Hanno perso l’occasione i tre consiglieri – del Centro, liberale e socialista – di ripristinare un minimo di etica pubblica e di buona politica. Ci hanno fatto toccare con mano le ragioni del discredito della politica, ridotta a meschini giochi di potere, e il parere dei cittadini non conta. La conclusione di Paul Valéry trova conferma: “La politica è l’arte di impedire alla gente di occuparsi di ciò che li riguarda”. E pure Émile Zola, qualche tempo prima, rammentava la conclusione di un ministro: “Noialtri, i mediocri, siamo fatti apposta (per governare)”. Il problema è che oggi la mediocrità è la regola ed è incontenibile. Diceva in vernacolo meneghino una protagonista di un racconto di Carlo Emilio Gadda: “Disémela intra de nün (...) ona volta l’eva minga coma al dì d’inkoeu…”.
Non cedo alla nostalgia: il sottobosco della politica prosperava anche ieri. Ma c’erano il senso della vergogna e il senso del ridicolo che ponevano limiti alle azioni indecorose e consigliavano di non contrabbandare certe operazioni poco esaltanti come un beneficio per la collettività. Lo scrittore Niccolò Ammaniti dovette constatare (crude parole, ma è utile parlar chiaro) che da qualche anno a questa parte le barriere sono state infrante perché sono state sdoganate “le figure di merda”. Ieri il senso di vergogna favoriva il passo indietro, addirittura le dimissioni “per decenza”: oggi questa sana abitudine non è contemplata.
Una volta c’erano poi dei partiti con delle idee, che orientavano e formavano pure una classe dirigente mediamente preparata che quelle idee rappresentavano. Oggi, anche in politica – per dirla con Victor Hugo – ci sono moltissime bocche che parlano e pochissime teste che pensano, e la cultura politica in circolazione mi pare inesistente. Non generalizzo: anche da noi qualche politico di elevato profilo c’è: argomenta e si fa sentire, ma la sterpaglia populista lo soffoca.
Nel caso in questione, la figuraccia l’hanno fatta i partiti: hanno gridato all’indecenza dell’arrocco ma i loro rappresentanti l’hanno votato. In fondo i partiti hanno mostrato quel che già si sapeva: sono ridotti ad agenzie che amministrano le risorse dello Stato e il loro ruolo di intermediari fra Stato e Cittadini non c’è più. È proprio il caso di dirlo: la sfiducia dei cittadini è ben riposta.

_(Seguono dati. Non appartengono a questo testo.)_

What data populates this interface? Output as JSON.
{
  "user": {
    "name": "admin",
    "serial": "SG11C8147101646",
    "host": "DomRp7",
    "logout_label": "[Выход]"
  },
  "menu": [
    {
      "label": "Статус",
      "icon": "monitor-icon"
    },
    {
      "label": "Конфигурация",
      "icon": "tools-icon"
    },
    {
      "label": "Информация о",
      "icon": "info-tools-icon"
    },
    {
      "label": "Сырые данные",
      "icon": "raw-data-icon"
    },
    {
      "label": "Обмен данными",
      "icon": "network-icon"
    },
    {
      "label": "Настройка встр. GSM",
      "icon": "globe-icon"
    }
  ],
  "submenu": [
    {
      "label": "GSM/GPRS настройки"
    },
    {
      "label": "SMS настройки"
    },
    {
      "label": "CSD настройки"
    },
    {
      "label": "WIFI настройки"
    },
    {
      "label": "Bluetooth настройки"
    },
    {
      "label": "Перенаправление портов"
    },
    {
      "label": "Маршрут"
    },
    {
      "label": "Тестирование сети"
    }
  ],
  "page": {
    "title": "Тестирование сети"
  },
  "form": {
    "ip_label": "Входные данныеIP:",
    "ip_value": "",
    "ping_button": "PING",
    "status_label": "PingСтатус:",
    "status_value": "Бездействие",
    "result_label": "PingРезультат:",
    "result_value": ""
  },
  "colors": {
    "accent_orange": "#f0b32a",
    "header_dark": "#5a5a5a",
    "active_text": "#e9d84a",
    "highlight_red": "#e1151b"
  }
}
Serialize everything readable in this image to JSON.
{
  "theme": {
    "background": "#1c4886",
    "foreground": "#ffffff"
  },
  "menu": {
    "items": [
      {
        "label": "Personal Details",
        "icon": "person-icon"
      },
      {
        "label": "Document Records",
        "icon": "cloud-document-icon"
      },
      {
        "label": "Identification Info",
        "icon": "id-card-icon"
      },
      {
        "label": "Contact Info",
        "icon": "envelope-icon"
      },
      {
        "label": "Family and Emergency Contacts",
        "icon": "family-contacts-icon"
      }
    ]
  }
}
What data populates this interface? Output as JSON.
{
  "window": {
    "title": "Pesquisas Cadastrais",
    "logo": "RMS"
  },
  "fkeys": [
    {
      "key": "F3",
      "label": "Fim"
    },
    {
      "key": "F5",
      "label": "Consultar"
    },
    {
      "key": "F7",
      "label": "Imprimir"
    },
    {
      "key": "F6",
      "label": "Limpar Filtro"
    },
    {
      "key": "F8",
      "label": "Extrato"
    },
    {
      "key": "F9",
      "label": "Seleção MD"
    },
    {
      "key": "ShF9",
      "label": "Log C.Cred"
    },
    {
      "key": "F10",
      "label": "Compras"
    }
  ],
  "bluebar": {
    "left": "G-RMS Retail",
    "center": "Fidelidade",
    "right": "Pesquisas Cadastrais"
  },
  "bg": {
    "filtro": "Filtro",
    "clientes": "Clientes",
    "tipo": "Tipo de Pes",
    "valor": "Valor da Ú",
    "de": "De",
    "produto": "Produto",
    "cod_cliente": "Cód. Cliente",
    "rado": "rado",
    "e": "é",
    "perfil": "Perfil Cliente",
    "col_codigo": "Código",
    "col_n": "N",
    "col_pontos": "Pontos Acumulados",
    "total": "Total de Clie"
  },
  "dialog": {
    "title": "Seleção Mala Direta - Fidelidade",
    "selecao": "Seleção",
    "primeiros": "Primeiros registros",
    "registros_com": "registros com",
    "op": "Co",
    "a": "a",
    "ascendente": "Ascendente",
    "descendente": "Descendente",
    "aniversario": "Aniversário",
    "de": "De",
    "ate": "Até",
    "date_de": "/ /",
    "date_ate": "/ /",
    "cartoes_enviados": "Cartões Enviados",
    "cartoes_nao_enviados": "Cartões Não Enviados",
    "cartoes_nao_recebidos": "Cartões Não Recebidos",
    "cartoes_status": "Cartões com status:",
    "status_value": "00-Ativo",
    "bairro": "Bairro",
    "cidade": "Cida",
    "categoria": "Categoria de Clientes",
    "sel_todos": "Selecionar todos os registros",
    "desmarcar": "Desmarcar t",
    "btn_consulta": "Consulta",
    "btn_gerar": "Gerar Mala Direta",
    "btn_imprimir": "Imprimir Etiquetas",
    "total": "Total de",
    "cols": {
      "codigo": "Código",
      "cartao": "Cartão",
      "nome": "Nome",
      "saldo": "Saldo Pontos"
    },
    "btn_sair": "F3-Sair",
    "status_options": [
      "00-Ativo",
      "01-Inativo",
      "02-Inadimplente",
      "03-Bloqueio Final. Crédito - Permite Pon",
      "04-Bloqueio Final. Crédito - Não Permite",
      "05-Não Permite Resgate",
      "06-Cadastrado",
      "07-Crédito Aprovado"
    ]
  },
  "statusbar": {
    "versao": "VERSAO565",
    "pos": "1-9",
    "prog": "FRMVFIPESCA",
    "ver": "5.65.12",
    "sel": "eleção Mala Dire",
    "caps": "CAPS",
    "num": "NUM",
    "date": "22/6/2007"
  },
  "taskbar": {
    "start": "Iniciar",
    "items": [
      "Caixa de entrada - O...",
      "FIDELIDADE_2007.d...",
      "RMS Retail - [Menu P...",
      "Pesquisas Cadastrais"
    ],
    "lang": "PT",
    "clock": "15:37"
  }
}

Negli anni Novanta ci dissero: via le ideologie dalla politica perché serve “il fare” in politica, e quindi viva il pragmatismo! Ho sempre sospettato che la fine delle ideologie coincidesse con la fine delle idee e senza idee non c’è futuro. Ricevo conferma.
Sospetto che il prossimo dibattito in Gran Consiglio sulla trovata leghista sarà un esercizio in cui i partiti coinvolti troveranno gli opportuni argomenti per giustificare l’accrocchio indecoroso. Benvenuti nell’era “senza vergogna” dell’impudenza politica.